Che tendenze sono emerse da questo confronto?
C’è un’invasione di stranieri, con un aumento del 45% di iscritti dall’estero nel 2025 rispetto agli anni precedenti. Al Sud si sta ancora partendo, ma Lazio, Puglia e Calabria stanno cominciando a entrare in gioco. Lombardia, Veneto, Emilia-Romagna e Friuli restano le regioni più attive. E’ un trend in crescita, mentre le granfondo su strada mostrano un calo evidente.






A tal proposito, credi sia azzardato ipotizzare un travaso tra il mondo delle granfondo e quello dei trail?
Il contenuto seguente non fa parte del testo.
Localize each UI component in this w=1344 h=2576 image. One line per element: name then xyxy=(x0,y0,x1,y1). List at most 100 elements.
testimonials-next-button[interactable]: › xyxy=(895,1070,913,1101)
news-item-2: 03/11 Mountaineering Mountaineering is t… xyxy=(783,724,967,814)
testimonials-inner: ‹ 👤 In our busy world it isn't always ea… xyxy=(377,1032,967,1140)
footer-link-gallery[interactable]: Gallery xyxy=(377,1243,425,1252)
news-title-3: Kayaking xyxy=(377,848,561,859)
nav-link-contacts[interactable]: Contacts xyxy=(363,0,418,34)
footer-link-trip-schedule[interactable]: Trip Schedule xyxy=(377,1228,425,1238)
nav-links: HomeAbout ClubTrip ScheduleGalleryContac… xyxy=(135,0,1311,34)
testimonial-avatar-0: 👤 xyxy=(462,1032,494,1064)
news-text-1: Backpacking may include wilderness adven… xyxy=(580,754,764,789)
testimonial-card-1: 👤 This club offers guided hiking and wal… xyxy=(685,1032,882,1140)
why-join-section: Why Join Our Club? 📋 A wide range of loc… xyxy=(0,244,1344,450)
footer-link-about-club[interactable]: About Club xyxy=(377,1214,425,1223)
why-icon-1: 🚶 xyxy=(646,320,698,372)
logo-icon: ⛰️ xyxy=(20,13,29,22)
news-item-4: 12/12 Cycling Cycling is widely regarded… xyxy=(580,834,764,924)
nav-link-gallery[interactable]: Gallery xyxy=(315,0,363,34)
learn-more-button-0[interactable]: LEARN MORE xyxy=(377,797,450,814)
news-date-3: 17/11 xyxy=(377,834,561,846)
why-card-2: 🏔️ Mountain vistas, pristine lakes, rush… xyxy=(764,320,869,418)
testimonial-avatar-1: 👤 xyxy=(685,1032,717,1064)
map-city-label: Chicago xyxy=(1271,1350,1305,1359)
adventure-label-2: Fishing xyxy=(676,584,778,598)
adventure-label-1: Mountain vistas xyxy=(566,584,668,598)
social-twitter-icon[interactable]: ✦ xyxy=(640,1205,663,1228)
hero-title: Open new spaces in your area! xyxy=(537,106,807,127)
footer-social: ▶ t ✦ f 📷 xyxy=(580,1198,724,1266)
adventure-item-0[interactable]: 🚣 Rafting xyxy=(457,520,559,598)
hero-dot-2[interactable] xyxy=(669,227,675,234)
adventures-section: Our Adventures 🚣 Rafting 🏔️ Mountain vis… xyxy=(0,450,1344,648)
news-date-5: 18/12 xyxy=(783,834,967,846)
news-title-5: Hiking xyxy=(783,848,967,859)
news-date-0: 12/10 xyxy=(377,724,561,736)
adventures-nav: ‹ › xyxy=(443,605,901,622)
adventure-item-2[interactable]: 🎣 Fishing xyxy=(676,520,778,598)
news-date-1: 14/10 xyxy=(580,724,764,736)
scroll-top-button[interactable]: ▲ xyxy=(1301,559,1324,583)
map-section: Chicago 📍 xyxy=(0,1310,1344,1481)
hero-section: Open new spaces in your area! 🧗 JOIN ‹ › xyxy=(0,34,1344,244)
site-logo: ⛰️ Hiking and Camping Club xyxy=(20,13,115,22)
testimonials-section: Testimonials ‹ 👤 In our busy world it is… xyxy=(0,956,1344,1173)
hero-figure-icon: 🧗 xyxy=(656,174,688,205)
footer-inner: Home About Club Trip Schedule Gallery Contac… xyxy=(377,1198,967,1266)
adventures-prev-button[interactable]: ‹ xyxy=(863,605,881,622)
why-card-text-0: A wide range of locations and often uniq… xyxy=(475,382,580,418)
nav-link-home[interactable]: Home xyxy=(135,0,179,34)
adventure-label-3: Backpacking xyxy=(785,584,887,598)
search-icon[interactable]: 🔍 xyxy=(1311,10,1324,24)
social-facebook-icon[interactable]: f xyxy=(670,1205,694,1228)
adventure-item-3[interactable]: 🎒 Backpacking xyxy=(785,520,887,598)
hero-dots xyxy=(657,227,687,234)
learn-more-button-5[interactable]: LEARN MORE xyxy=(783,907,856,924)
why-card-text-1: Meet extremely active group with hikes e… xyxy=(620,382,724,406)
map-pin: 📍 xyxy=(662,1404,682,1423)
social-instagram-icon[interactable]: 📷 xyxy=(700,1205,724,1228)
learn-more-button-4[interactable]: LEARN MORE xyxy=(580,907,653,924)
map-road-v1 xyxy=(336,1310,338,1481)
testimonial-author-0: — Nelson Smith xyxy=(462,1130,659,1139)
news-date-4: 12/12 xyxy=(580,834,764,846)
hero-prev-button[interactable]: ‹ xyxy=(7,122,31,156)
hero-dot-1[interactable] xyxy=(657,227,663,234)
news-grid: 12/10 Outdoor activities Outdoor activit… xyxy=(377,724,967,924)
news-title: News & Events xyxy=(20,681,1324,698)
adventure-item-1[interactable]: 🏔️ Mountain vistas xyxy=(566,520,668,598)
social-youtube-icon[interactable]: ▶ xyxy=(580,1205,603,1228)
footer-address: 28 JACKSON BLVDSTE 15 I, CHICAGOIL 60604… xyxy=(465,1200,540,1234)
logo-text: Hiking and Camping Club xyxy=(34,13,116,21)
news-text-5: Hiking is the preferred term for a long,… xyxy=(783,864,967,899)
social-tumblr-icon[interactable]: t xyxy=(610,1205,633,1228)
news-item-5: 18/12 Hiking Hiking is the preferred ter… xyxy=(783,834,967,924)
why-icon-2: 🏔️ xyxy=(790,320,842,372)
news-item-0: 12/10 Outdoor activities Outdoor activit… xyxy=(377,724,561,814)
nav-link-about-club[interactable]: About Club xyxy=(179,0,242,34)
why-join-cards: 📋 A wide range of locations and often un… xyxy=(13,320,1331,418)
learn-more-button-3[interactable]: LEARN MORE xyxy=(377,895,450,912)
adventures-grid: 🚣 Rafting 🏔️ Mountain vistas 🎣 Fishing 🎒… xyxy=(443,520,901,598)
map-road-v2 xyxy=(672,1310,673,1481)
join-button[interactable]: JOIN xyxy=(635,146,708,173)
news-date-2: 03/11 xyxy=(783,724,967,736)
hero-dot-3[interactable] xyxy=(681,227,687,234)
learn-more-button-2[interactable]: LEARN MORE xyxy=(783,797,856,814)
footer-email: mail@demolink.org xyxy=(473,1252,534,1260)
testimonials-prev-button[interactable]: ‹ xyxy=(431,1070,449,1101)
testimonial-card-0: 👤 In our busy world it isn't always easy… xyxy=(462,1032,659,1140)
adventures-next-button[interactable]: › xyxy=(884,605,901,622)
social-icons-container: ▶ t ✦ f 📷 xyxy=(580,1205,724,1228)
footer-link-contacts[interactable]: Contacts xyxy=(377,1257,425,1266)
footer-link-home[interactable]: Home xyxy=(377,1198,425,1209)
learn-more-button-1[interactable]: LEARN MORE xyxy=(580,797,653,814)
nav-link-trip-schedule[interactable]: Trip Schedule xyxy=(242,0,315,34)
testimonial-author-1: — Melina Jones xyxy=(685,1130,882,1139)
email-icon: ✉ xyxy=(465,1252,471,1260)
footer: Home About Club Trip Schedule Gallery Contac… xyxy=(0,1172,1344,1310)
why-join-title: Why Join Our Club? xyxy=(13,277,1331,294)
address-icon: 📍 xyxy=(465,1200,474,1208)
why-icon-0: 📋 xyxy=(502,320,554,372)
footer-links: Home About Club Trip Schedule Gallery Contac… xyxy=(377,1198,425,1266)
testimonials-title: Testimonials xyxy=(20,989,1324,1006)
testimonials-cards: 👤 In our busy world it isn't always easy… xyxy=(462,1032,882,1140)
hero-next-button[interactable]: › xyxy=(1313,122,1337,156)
Allora, sono mondi completamente diversi: non c’è sovrapposizione. Le granfondo vivono di competizione e di tempi cronometrati, i trail di scoperta e lentezza. Noi non abbiamo classifiche, non chiudiamo il traffico, non celebriamo chi arriva primo. Il trail è un’esperienza, non una gara. Però se la domanda è se ci possa essere un cambio di mentalità in chi va in bici, ti posso rispondere che c’è una fetta di ex granfondisti che si stanno avvicinando a noi. Io stesso ne sono l’esempio: partecipavo alla Nove Colli, alla Maratona delle Dolomiti, alla Hero… e poi mi sono innamorato dei trail. Del resto quando andavo alle granfondo era per scoprire un territorio, non per gareggiare.
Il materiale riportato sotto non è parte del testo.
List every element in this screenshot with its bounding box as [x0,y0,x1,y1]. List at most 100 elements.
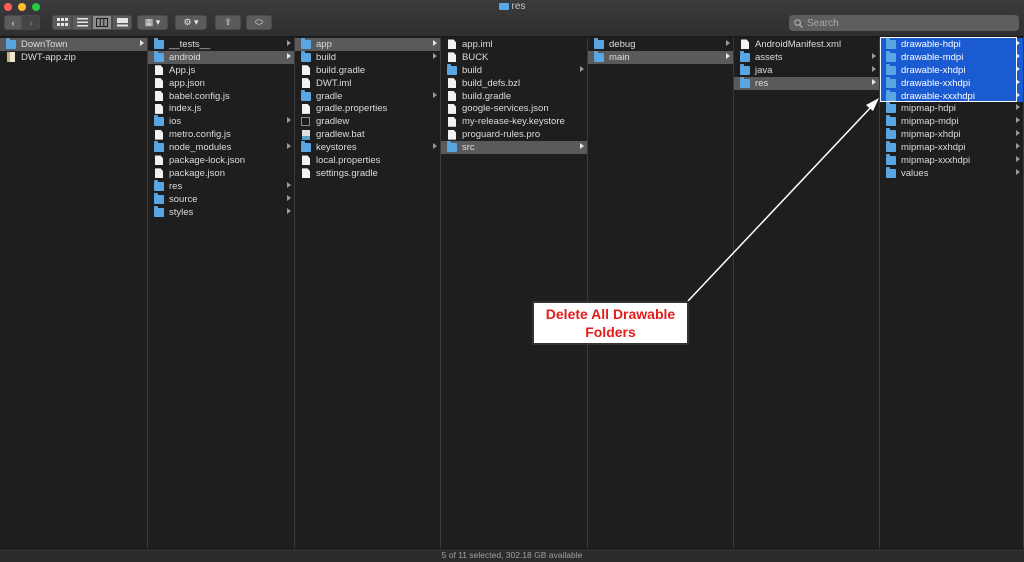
list-item[interactable]: app [295,37,440,51]
list-item[interactable]: app.json [148,77,294,90]
item-label: drawable-hdpi [901,38,961,50]
list-item[interactable]: DWT-app.zip [0,51,147,64]
document-icon [155,78,163,89]
action-menu-button[interactable]: ⚙ ▾ [175,15,207,30]
document-icon [155,129,163,140]
list-item[interactable]: drawable-xxhdpi [880,76,1023,90]
list-item[interactable]: android [148,50,294,64]
list-item[interactable]: drawable-hdpi [880,37,1023,51]
disclosure-arrow-icon [872,52,876,59]
list-item[interactable]: values [880,166,1023,180]
item-label: build_defs.bzl [462,77,521,89]
list-item[interactable]: my-release-key.keystore [441,115,587,128]
list-item[interactable]: drawable-xhdpi [880,63,1023,77]
document-icon [448,103,456,114]
list-item[interactable]: build [295,50,440,64]
list-item[interactable]: build_defs.bzl [441,77,587,90]
folder-icon [498,3,509,10]
list-view-button[interactable] [72,15,92,30]
item-label: build.gradle [462,90,512,102]
back-button[interactable]: ‹ [4,15,22,30]
list-item[interactable]: index.js [148,102,294,115]
list-item[interactable]: gradlew.bat [295,128,440,141]
list-item[interactable]: gradle [295,89,440,103]
folder-icon [301,37,311,49]
window-title: res [0,1,1024,12]
disclosure-arrow-icon [1016,65,1020,72]
document-icon [155,91,163,101]
list-item[interactable]: mipmap-xxhdpi [880,141,1023,154]
list-item[interactable]: app.iml [441,38,587,51]
list-item[interactable]: res [148,179,294,193]
list-item[interactable]: mipmap-mdpi [880,115,1023,128]
document-icon [448,78,456,89]
list-item[interactable]: babel.config.js [148,90,294,103]
disclosure-arrow-icon [580,65,584,72]
group-by-button[interactable]: ▦ ▾ [137,15,168,30]
item-label: app [316,38,332,50]
list-item[interactable]: java [734,63,879,77]
list-item[interactable]: ios [148,115,294,128]
folder-icon [447,141,457,153]
list-item[interactable]: build [441,63,587,77]
column-view-button[interactable] [92,15,112,30]
list-item[interactable]: AndroidManifest.xml [734,38,879,51]
gallery-view-button[interactable] [112,15,132,30]
list-item[interactable]: mipmap-hdpi [880,102,1023,115]
list-item[interactable]: keystores [295,141,440,154]
list-item[interactable]: build.gradle [295,64,440,77]
list-item[interactable]: google-services.json [441,102,587,115]
list-item[interactable]: package-lock.json [148,154,294,167]
document-icon [448,52,456,63]
disclosure-arrow-icon [1016,78,1020,85]
list-item[interactable]: build.gradle [441,90,587,103]
document-icon [155,155,163,166]
terminal-icon [301,117,310,127]
list-item[interactable]: metro.config.js [148,128,294,141]
share-button[interactable]: ⇪ [215,15,241,30]
disclosure-arrow-icon [140,40,144,46]
list-item[interactable]: drawable-xxxhdpi [880,89,1023,103]
folder-icon [154,141,164,153]
list-item[interactable]: assets [734,50,879,64]
list-item[interactable]: gradlew [295,115,440,128]
list-item[interactable]: proguard-rules.pro [441,128,587,141]
folder-icon [154,192,164,204]
list-item[interactable]: BUCK [441,51,587,64]
list-item[interactable]: local.properties [295,154,440,167]
browser-column: drawable-hdpi drawable-mdpi drawable-xhdpi… [880,37,1024,548]
item-label: AndroidManifest.xml [755,38,842,50]
list-item[interactable]: gradle.properties [295,102,440,115]
disclosure-arrow-icon [287,181,291,188]
list-item[interactable]: __tests__ [148,37,294,51]
list-item[interactable]: DownTown [0,37,147,51]
folder-icon [301,89,311,101]
search-field[interactable] [789,15,1019,31]
tag-button[interactable]: ⬭ [246,15,272,30]
document-icon [155,65,163,76]
document-icon [448,116,456,127]
annotation-line-1: Delete All Drawable [545,306,676,322]
list-item[interactable]: styles [148,205,294,219]
list-item[interactable]: mipmap-xxxhdpi [880,153,1023,167]
list-item[interactable]: res [734,76,879,90]
list-item[interactable]: drawable-mdpi [880,50,1023,64]
list-item[interactable]: debug [588,37,733,51]
list-item[interactable]: node_modules [148,141,294,154]
icon-view-button[interactable] [52,15,72,30]
disclosure-arrow-icon [726,40,730,46]
list-item[interactable]: App.js [148,64,294,77]
list-item[interactable]: DWT.iml [295,77,440,90]
item-label: metro.config.js [169,129,231,141]
list-item[interactable]: settings.gradle [295,167,440,180]
search-input[interactable] [807,17,1007,29]
list-item[interactable]: package.json [148,167,294,180]
list-item[interactable]: src [441,141,587,155]
list-item[interactable]: main [588,50,733,64]
item-label: mipmap-hdpi [901,103,956,115]
window-title-text: res [511,1,526,12]
forward-button[interactable]: › [22,15,40,30]
group-icon: ▦ ▾ [144,17,161,27]
list-item[interactable]: source [148,192,294,206]
list-item[interactable]: mipmap-xhdpi [880,128,1023,141]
Ci sono già novità per l’edizione 2026?
Sì, apriremo le iscrizioni il 21 novembre con una finestra scontata fino al 2 dicembre da prendere al volo, poi di nuovo dal 10 gennaio. Non ci sarà numero chiuso perché tanti paesi vogliono entrare nel circuito: il Molise ha capito il valore di questo evento. I Comuni che prima ci guardavano con curiosità ora ci cercano, consapevoli che il Molise Trail è un modo concreto per far conoscere il territorio. E questa, per noi, è la vittoria più grande.